Working through her addiction alone, the actor from the 1981 film Eyes of a Stranger began withdrawal in 1980, but it took her several years to become sober.
“It finally dawned on me that I wasn’t having fun, that I was killing myself, and that I was wasting all of my money. “So I stopped completely,” she admits in an interview with TV Guide.
Family tragedy
After sobering up, Tewes shifted her concentration to theater, which provided her with a fresh platform to demonstrate her acting and directing abilities.
During this period, she divorced twice and met Robert Nadir in 1993 while appearing in an Arizona Theater Company production. After a year of long-distance dating, Tewes moved to Seattle to join him.
“I decided to change my whole life, which has been a wonderful thing for me,” she stated at the time. “The theater community here has been very responsive to me.”

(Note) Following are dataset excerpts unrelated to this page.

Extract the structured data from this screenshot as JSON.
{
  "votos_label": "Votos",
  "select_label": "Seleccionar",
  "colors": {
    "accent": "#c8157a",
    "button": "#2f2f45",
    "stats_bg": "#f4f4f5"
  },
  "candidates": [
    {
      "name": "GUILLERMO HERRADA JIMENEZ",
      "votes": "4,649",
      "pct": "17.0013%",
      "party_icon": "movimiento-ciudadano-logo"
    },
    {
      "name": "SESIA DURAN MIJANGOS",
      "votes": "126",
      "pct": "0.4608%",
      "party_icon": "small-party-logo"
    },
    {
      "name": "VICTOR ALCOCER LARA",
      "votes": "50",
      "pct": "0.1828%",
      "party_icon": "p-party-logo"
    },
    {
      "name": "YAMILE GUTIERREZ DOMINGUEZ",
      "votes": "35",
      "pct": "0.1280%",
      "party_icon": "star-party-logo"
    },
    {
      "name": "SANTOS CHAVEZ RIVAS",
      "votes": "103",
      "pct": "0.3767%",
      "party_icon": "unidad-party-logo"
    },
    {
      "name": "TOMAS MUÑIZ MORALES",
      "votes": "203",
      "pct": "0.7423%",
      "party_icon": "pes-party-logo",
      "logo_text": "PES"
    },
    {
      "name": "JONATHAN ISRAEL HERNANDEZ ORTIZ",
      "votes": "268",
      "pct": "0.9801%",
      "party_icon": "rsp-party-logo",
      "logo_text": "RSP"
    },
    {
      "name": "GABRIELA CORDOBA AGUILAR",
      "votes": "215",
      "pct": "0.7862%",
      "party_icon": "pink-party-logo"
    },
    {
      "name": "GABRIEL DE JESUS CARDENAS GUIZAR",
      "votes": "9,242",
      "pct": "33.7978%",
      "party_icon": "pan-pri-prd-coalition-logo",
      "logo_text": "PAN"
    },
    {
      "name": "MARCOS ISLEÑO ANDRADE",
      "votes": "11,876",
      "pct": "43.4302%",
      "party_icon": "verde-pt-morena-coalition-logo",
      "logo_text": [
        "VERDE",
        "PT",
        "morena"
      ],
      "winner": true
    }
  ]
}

The couple married in 1996, but in 2002, Robert was diagnosed with Lou Gehrig’s disease (ALS). He died in the same year, at the age of 46. Lauren had been through a family catastrophe before. In 1987, she lost her 1-month-old daughter, who died due to early birth.
‘Victim of circumstance.’
Her career never entirely rebounded, but she did make cameos on television programs such as Who’s the Boss?, The Fugitive, and Twin Peaks. Tewes also reconnected with the original cast for an episode of The Love Boat: The Next Wave, in which her character is in a relationship with Doc.
However, she was not on Princess Cruises’ current Love Boat at Sea Celebration, a seven-night themed trip that included some original cast members from the TV program, including Kopell, Lange, Whelan, and Grandy, a congressman from 1987 to 1995. McLeod died in 2021, aged 90.

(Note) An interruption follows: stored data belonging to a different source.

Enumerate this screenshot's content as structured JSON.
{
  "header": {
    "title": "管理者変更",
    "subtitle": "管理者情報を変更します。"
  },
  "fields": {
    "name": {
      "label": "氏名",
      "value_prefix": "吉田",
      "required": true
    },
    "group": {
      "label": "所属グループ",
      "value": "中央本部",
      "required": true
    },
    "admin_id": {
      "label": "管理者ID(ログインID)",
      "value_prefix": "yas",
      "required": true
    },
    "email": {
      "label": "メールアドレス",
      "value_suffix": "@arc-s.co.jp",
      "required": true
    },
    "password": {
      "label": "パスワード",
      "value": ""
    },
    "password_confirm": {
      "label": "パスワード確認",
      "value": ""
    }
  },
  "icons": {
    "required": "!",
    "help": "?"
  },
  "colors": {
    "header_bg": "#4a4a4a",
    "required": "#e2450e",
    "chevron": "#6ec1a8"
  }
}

Although Tewes was not present, her old coworkers did not forget her.
According to People, Whelan, now 57, visits her old castmate often and will fly out to visit for a weekend, spending time “cooking and just laughing and sharing stories all the time.”
“We should talk about our pal, who is like a sister to all of us,” adds the former child star. “She’s simply a very sincere, nice person, and by the way, a fantastic actor. I mean, I look back at The Love Boat episodes and marvel at her ability to seamlessly transition from emotional and comedic scenes. But she is one of our favorites, and we adore her.”
Meanwhile, Grandy addressed her expulsion from the program, stating that she “has recovered magnificently” and that “the circumstances of her departure were not so lovely.”
“This would’ve been the early ’80s; substance abuse on a set in those days was a punishable offense,” Grandy, who is 76 years old, explained. “It was not a healthcare issue, and it was not comprehended in the same way that it is now. And, to some extent, she was a victim of circumstance at the time, since the attention, care, and therapy she deserved was delivered in the guise of discipline.”
Today, she may be heard on Murder and the Murdochs, Imagination Theatre’s comedy-mystery radio series.
When she’s not performing, the now-70-year-old culinary artist hones her abilities as a cheese specialist for a Seattle-based catering firm.
“I hope and pray that that is all over now,” Tewes told the Los Angeles Times. “I believe I made the right decisions by persisting in the business despite its attempts to exclude me, by adhering to my own passion and perseverance.”